Mürren'e vardığımızda karşımızdaki manzaranın gerçekliğini sorguluyoruz. Mürren özellikle Birinci Dünya Savaşı'nda burada tutulan savaş esirlerinin yaz-kış yürüyüş ve kayak faaliyetlerine katılmaları nedeniyle ünlenmeye başlamış. Daha sonra birbiri ardına açılan otellerle de ününe ün katmış. Karayolu ile ulaşılmadığı için, ve otel yatakları kısıtlı olduğu için hiçbir zaman çok aşırı kalabalıklara ev sahipliği yapmıyor ama yine de popüler bir yer olduğunu söylemekte fayda var. Biraz bölgenin coğrafi ve tarihi bilgilerini verdikten sonra yürüyüşün son açıklamalarını burada yapıyoruz. Rotamız hep iniş olduğu için ayaklarımızı, bileklerimizi ve baldırlarımızı ısıtmak için kısa esneme hareketleri sonrası köy içinden ilerleyip patikamızı buluyoruz. Bir sonraki durağımız Gimmelwald olacak.

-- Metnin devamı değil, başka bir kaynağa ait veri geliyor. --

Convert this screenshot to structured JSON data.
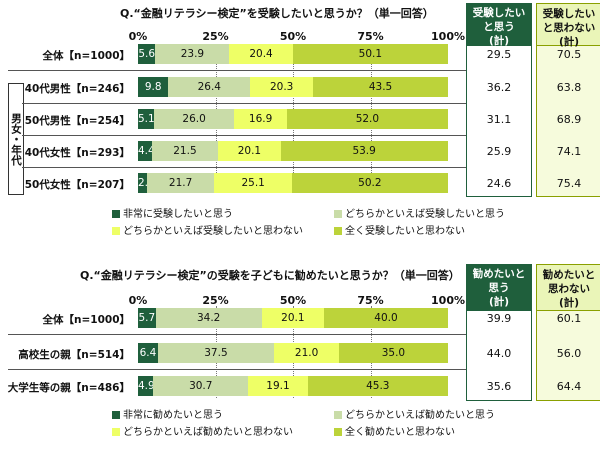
{
  "colors": {
    "c0": "#1f5f3c",
    "c1": "#c9dca8",
    "c2": "#eeff66",
    "c3": "#bcd33a"
  },
  "chart_data": [
    {
      "type": "bar",
      "stacked": true,
      "orientation": "horizontal",
      "title": "Q.“金融リテラシー検定”を受験したいと思うか？（単一回答）",
      "xticks": [
        "0%",
        "25%",
        "50%",
        "75%",
        "100%"
      ],
      "xlim": [
        0,
        100
      ],
      "categories": [
        "全体【n=1000】",
        "40代男性【n=246】",
        "50代男性【n=254】",
        "40代女性【n=293】",
        "50代女性【n=207】"
      ],
      "group_label": "男女・年代",
      "series": [
        {
          "name": "非常に受験したいと思う",
          "values": [
            5.6,
            9.8,
            5.1,
            4.4,
            2.9
          ]
        },
        {
          "name": "どちらかといえば受験したいと思う",
          "values": [
            23.9,
            26.4,
            26.0,
            21.5,
            21.7
          ]
        },
        {
          "name": "どちらかといえば受験したいと思わない",
          "values": [
            20.4,
            20.3,
            16.9,
            20.1,
            25.1
          ]
        },
        {
          "name": "全く受験したいと思わない",
          "values": [
            50.1,
            43.5,
            52.0,
            53.9,
            50.2
          ]
        }
      ],
      "totals": [
        {
          "header": "受験したい\nと思う\n(計)",
          "values": [
            "29.5",
            "36.2",
            "31.1",
            "25.9",
            "24.6"
          ]
        },
        {
          "header": "受験したい\nと思わない\n(計)",
          "values": [
            "70.5",
            "63.8",
            "68.9",
            "74.1",
            "75.4"
          ]
        }
      ]
    },
    {
      "type": "bar",
      "stacked": true,
      "orientation": "horizontal",
      "title": "Q.“金融リテラシー検定”の受験を子どもに勧めたいと思うか？（単一回答）",
      "xticks": [
        "0%",
        "25%",
        "50%",
        "75%",
        "100%"
      ],
      "xlim": [
        0,
        100
      ],
      "categories": [
        "全体【n=1000】",
        "高校生の親【n=514】",
        "大学生等の親【n=486】"
      ],
      "series": [
        {
          "name": "非常に勧めたいと思う",
          "values": [
            5.7,
            6.4,
            4.9
          ]
        },
        {
          "name": "どちらかといえば勧めたいと思う",
          "values": [
            34.2,
            37.5,
            30.7
          ]
        },
        {
          "name": "どちらかといえば勧めたいと思わない",
          "values": [
            20.1,
            21.0,
            19.1
          ]
        },
        {
          "name": "全く勧めたいと思わない",
          "values": [
            40.0,
            35.0,
            45.3
          ]
        }
      ],
      "totals": [
        {
          "header": "勧めたいと\n思う\n(計)",
          "values": [
            "39.9",
            "44.0",
            "35.6"
          ]
        },
        {
          "header": "勧めたいと\n思わない\n(計)",
          "values": [
            "60.1",
            "56.0",
            "64.4"
          ]
        }
      ]
    }
  ]
}
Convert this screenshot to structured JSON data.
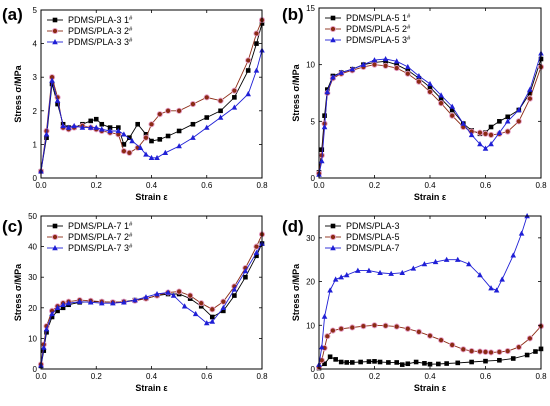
{
  "chart_data": [
    {
      "panel": "(a)",
      "type": "line",
      "xlabel": "Strain ε",
      "ylabel": "Stress σ/MPa",
      "xlim": [
        0,
        0.8
      ],
      "ylim": [
        0,
        5
      ],
      "xticks": [
        "0.0",
        "0.2",
        "0.4",
        "0.6",
        "0.8"
      ],
      "yticks": [
        "0",
        "1",
        "2",
        "3",
        "4",
        "5"
      ],
      "legend_position": "top-left",
      "series": [
        {
          "name": "PDMS/PLA-3",
          "superscript": "1#",
          "marker": "square",
          "color": "#000000",
          "x": [
            0.0,
            0.02,
            0.04,
            0.06,
            0.08,
            0.1,
            0.12,
            0.15,
            0.18,
            0.2,
            0.22,
            0.25,
            0.28,
            0.3,
            0.32,
            0.35,
            0.38,
            0.4,
            0.43,
            0.46,
            0.5,
            0.55,
            0.6,
            0.65,
            0.7,
            0.75,
            0.78,
            0.8
          ],
          "y": [
            0.2,
            1.2,
            2.8,
            2.2,
            1.6,
            1.5,
            1.5,
            1.6,
            1.7,
            1.75,
            1.6,
            1.5,
            1.5,
            1.0,
            1.2,
            1.6,
            1.3,
            1.1,
            1.15,
            1.25,
            1.4,
            1.6,
            1.8,
            2.0,
            2.4,
            3.2,
            4.0,
            4.6
          ]
        },
        {
          "name": "PDMS/PLA-3",
          "superscript": "2#",
          "marker": "circle",
          "color": "#8b2a14",
          "x": [
            0.0,
            0.02,
            0.04,
            0.06,
            0.08,
            0.1,
            0.12,
            0.15,
            0.18,
            0.2,
            0.22,
            0.25,
            0.28,
            0.3,
            0.32,
            0.35,
            0.38,
            0.4,
            0.43,
            0.46,
            0.5,
            0.55,
            0.6,
            0.65,
            0.7,
            0.75,
            0.78,
            0.8
          ],
          "y": [
            0.2,
            1.4,
            3.0,
            2.4,
            1.5,
            1.45,
            1.5,
            1.55,
            1.5,
            1.45,
            1.4,
            1.35,
            1.3,
            0.8,
            0.75,
            0.9,
            1.2,
            1.6,
            1.9,
            2.0,
            2.0,
            2.2,
            2.4,
            2.3,
            2.6,
            3.5,
            4.3,
            4.7
          ]
        },
        {
          "name": "PDMS/PLA-3",
          "superscript": "3#",
          "marker": "triangle",
          "color": "#1f1fd6",
          "x": [
            0.0,
            0.02,
            0.04,
            0.06,
            0.08,
            0.1,
            0.12,
            0.15,
            0.18,
            0.2,
            0.22,
            0.25,
            0.28,
            0.3,
            0.33,
            0.36,
            0.38,
            0.4,
            0.42,
            0.45,
            0.5,
            0.55,
            0.6,
            0.65,
            0.7,
            0.75,
            0.78,
            0.8
          ],
          "y": [
            0.2,
            1.3,
            2.9,
            2.3,
            1.55,
            1.5,
            1.55,
            1.5,
            1.5,
            1.5,
            1.45,
            1.4,
            1.4,
            1.3,
            1.1,
            0.9,
            0.7,
            0.6,
            0.6,
            0.75,
            0.95,
            1.2,
            1.5,
            1.8,
            2.1,
            2.5,
            3.2,
            3.8
          ]
        }
      ]
    },
    {
      "panel": "(b)",
      "type": "line",
      "xlabel": "Strain ε",
      "ylabel": "Stress σ/MPa",
      "xlim": [
        0,
        0.8
      ],
      "ylim": [
        0,
        15
      ],
      "xticks": [
        "0.0",
        "0.2",
        "0.4",
        "0.6",
        "0.8"
      ],
      "yticks": [
        "0",
        "5",
        "10",
        "15"
      ],
      "legend_position": "top-left",
      "series": [
        {
          "name": "PDMS/PLA-5",
          "superscript": "1#",
          "marker": "square",
          "color": "#000000",
          "x": [
            0.0,
            0.01,
            0.02,
            0.03,
            0.05,
            0.08,
            0.12,
            0.16,
            0.2,
            0.24,
            0.28,
            0.32,
            0.36,
            0.4,
            0.44,
            0.48,
            0.52,
            0.55,
            0.58,
            0.6,
            0.62,
            0.65,
            0.68,
            0.72,
            0.76,
            0.8
          ],
          "y": [
            0.5,
            2.5,
            5.5,
            7.8,
            9.0,
            9.3,
            9.6,
            10.0,
            10.2,
            10.3,
            10.0,
            9.5,
            8.8,
            8.0,
            7.0,
            6.0,
            4.8,
            4.2,
            3.9,
            4.0,
            4.5,
            5.0,
            5.4,
            6.0,
            7.5,
            10.5
          ]
        },
        {
          "name": "PDMS/PLA-5",
          "superscript": "2#",
          "marker": "circle",
          "color": "#8b2a14",
          "x": [
            0.0,
            0.01,
            0.02,
            0.03,
            0.05,
            0.08,
            0.12,
            0.16,
            0.2,
            0.24,
            0.28,
            0.32,
            0.36,
            0.4,
            0.44,
            0.48,
            0.52,
            0.55,
            0.58,
            0.6,
            0.62,
            0.65,
            0.68,
            0.72,
            0.76,
            0.8
          ],
          "y": [
            0.4,
            2.0,
            4.8,
            7.5,
            8.8,
            9.2,
            9.5,
            9.8,
            10.0,
            9.9,
            9.7,
            9.2,
            8.5,
            7.6,
            6.6,
            5.5,
            4.5,
            4.1,
            4.0,
            3.9,
            3.8,
            3.9,
            4.1,
            5.0,
            7.0,
            9.8
          ]
        },
        {
          "name": "PDMS/PLA-5",
          "superscript": "3#",
          "marker": "triangle",
          "color": "#1f1fd6",
          "x": [
            0.0,
            0.01,
            0.02,
            0.03,
            0.05,
            0.08,
            0.12,
            0.16,
            0.2,
            0.24,
            0.28,
            0.32,
            0.36,
            0.4,
            0.44,
            0.48,
            0.52,
            0.55,
            0.58,
            0.6,
            0.62,
            0.65,
            0.68,
            0.72,
            0.76,
            0.8
          ],
          "y": [
            0.3,
            1.5,
            4.5,
            7.6,
            8.9,
            9.3,
            9.6,
            10.0,
            10.4,
            10.5,
            10.3,
            9.8,
            9.0,
            8.3,
            7.3,
            6.3,
            4.8,
            3.8,
            3.0,
            2.6,
            3.0,
            4.0,
            5.0,
            6.0,
            7.8,
            11.0
          ]
        }
      ]
    },
    {
      "panel": "(c)",
      "type": "line",
      "xlabel": "Strain ε",
      "ylabel": "Stress σ/MPa",
      "xlim": [
        0,
        0.8
      ],
      "ylim": [
        0,
        50
      ],
      "xticks": [
        "0.0",
        "0.2",
        "0.4",
        "0.6",
        "0.8"
      ],
      "yticks": [
        "0",
        "10",
        "20",
        "30",
        "40",
        "50"
      ],
      "legend_position": "top-left",
      "series": [
        {
          "name": "PDMS/PLA-7",
          "superscript": "1#",
          "marker": "square",
          "color": "#000000",
          "x": [
            0.0,
            0.01,
            0.02,
            0.04,
            0.06,
            0.08,
            0.1,
            0.14,
            0.18,
            0.22,
            0.26,
            0.3,
            0.34,
            0.38,
            0.42,
            0.46,
            0.5,
            0.54,
            0.58,
            0.62,
            0.66,
            0.7,
            0.74,
            0.78,
            0.8
          ],
          "y": [
            1.0,
            6.0,
            12.0,
            17.0,
            19.0,
            20.0,
            21.0,
            21.8,
            22.0,
            22.0,
            21.8,
            22.0,
            22.5,
            23.0,
            24.0,
            24.5,
            24.5,
            23.0,
            20.5,
            17.0,
            19.0,
            24.0,
            30.0,
            37.0,
            41.0
          ]
        },
        {
          "name": "PDMS/PLA-7",
          "superscript": "2#",
          "marker": "circle",
          "color": "#8b2a14",
          "x": [
            0.0,
            0.01,
            0.02,
            0.04,
            0.06,
            0.08,
            0.1,
            0.14,
            0.18,
            0.22,
            0.26,
            0.3,
            0.34,
            0.38,
            0.42,
            0.46,
            0.5,
            0.54,
            0.58,
            0.62,
            0.66,
            0.7,
            0.74,
            0.78,
            0.8
          ],
          "y": [
            1.5,
            8.0,
            14.0,
            19.0,
            20.5,
            21.5,
            22.0,
            22.5,
            22.3,
            22.0,
            21.8,
            22.0,
            22.3,
            23.0,
            24.0,
            25.0,
            25.3,
            24.0,
            21.5,
            19.5,
            22.0,
            27.0,
            33.0,
            40.0,
            44.0
          ]
        },
        {
          "name": "PDMS/PLA-7",
          "superscript": "3#",
          "marker": "triangle",
          "color": "#1f1fd6",
          "x": [
            0.0,
            0.01,
            0.02,
            0.04,
            0.06,
            0.08,
            0.1,
            0.14,
            0.18,
            0.22,
            0.26,
            0.3,
            0.34,
            0.38,
            0.42,
            0.46,
            0.48,
            0.52,
            0.56,
            0.6,
            0.62,
            0.66,
            0.7,
            0.74,
            0.78,
            0.8
          ],
          "y": [
            1.2,
            7.0,
            13.0,
            18.0,
            20.0,
            21.0,
            21.5,
            22.0,
            21.8,
            21.5,
            21.5,
            21.8,
            22.5,
            23.5,
            24.5,
            25.0,
            24.0,
            20.5,
            18.0,
            15.0,
            15.5,
            20.0,
            26.0,
            32.0,
            38.0,
            41.0
          ]
        }
      ]
    },
    {
      "panel": "(d)",
      "type": "line",
      "xlabel": "Strain ε",
      "ylabel": "Stress σ/MPa",
      "xlim": [
        0,
        0.8
      ],
      "ylim": [
        0,
        35
      ],
      "xticks": [
        "0.0",
        "0.2",
        "0.4",
        "0.6",
        "0.8"
      ],
      "yticks": [
        "0",
        "10",
        "20",
        "30"
      ],
      "legend_position": "top-left",
      "series": [
        {
          "name": "PDMS/PLA-3",
          "superscript": "",
          "marker": "square",
          "color": "#000000",
          "x": [
            0.0,
            0.02,
            0.04,
            0.06,
            0.08,
            0.1,
            0.12,
            0.15,
            0.18,
            0.2,
            0.22,
            0.25,
            0.28,
            0.3,
            0.32,
            0.35,
            0.38,
            0.4,
            0.43,
            0.46,
            0.5,
            0.55,
            0.6,
            0.65,
            0.7,
            0.75,
            0.78,
            0.8
          ],
          "y": [
            0.2,
            1.2,
            2.8,
            2.2,
            1.6,
            1.5,
            1.5,
            1.6,
            1.7,
            1.75,
            1.6,
            1.5,
            1.5,
            1.0,
            1.2,
            1.6,
            1.3,
            1.1,
            1.15,
            1.25,
            1.4,
            1.6,
            1.8,
            2.0,
            2.4,
            3.2,
            4.0,
            4.6
          ]
        },
        {
          "name": "PDMS/PLA-5",
          "superscript": "",
          "marker": "circle",
          "color": "#8b2a14",
          "x": [
            0.0,
            0.01,
            0.02,
            0.03,
            0.05,
            0.08,
            0.12,
            0.16,
            0.2,
            0.24,
            0.28,
            0.32,
            0.36,
            0.4,
            0.44,
            0.48,
            0.52,
            0.55,
            0.58,
            0.6,
            0.62,
            0.65,
            0.68,
            0.72,
            0.76,
            0.8
          ],
          "y": [
            0.4,
            2.0,
            4.8,
            7.5,
            8.8,
            9.2,
            9.5,
            9.8,
            10.0,
            9.9,
            9.7,
            9.2,
            8.5,
            7.6,
            6.6,
            5.5,
            4.5,
            4.1,
            4.0,
            3.9,
            3.8,
            3.9,
            4.1,
            5.0,
            7.0,
            9.8
          ]
        },
        {
          "name": "PDMS/PLA-7",
          "superscript": "",
          "marker": "triangle",
          "color": "#1f1fd6",
          "x": [
            0.0,
            0.01,
            0.02,
            0.04,
            0.06,
            0.08,
            0.1,
            0.14,
            0.18,
            0.22,
            0.26,
            0.3,
            0.34,
            0.38,
            0.42,
            0.46,
            0.5,
            0.54,
            0.58,
            0.62,
            0.64,
            0.66,
            0.7,
            0.73,
            0.75
          ],
          "y": [
            1.0,
            5.0,
            12.0,
            18.0,
            20.5,
            21.0,
            21.5,
            22.5,
            22.5,
            22.0,
            21.8,
            22.0,
            23.0,
            24.0,
            24.5,
            25.0,
            25.0,
            24.0,
            21.5,
            18.5,
            18.0,
            20.5,
            26.0,
            31.0,
            35.0
          ]
        }
      ]
    }
  ]
}
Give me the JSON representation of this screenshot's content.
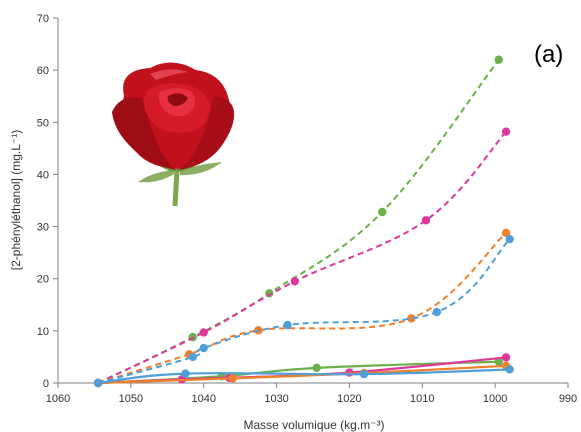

Gimmelwald (1,367 metre) Mürren'e göre biraz daha küçük ve çok daha şirin bir yerleşim yeri. Burada Avrupa'nın ilk insansız dükkanı bulunuyor. Bir de hemen yanında Mountain Hostel var ki; manzarası dillere destan. Biz yürüyüşümüzde ilk molamızı bu hostelin müthiş manzaralı bahçesinde veriyoruz. 11'de hostelin kafesini açıyorlar ve buradan çay-kahve alıyoruz. Tuvalet ihtiyaçlarımızı karşılıyoruz. Manzaranın keyfini çıkardıktan sonra devam ediyoruz yürüyüşümüze.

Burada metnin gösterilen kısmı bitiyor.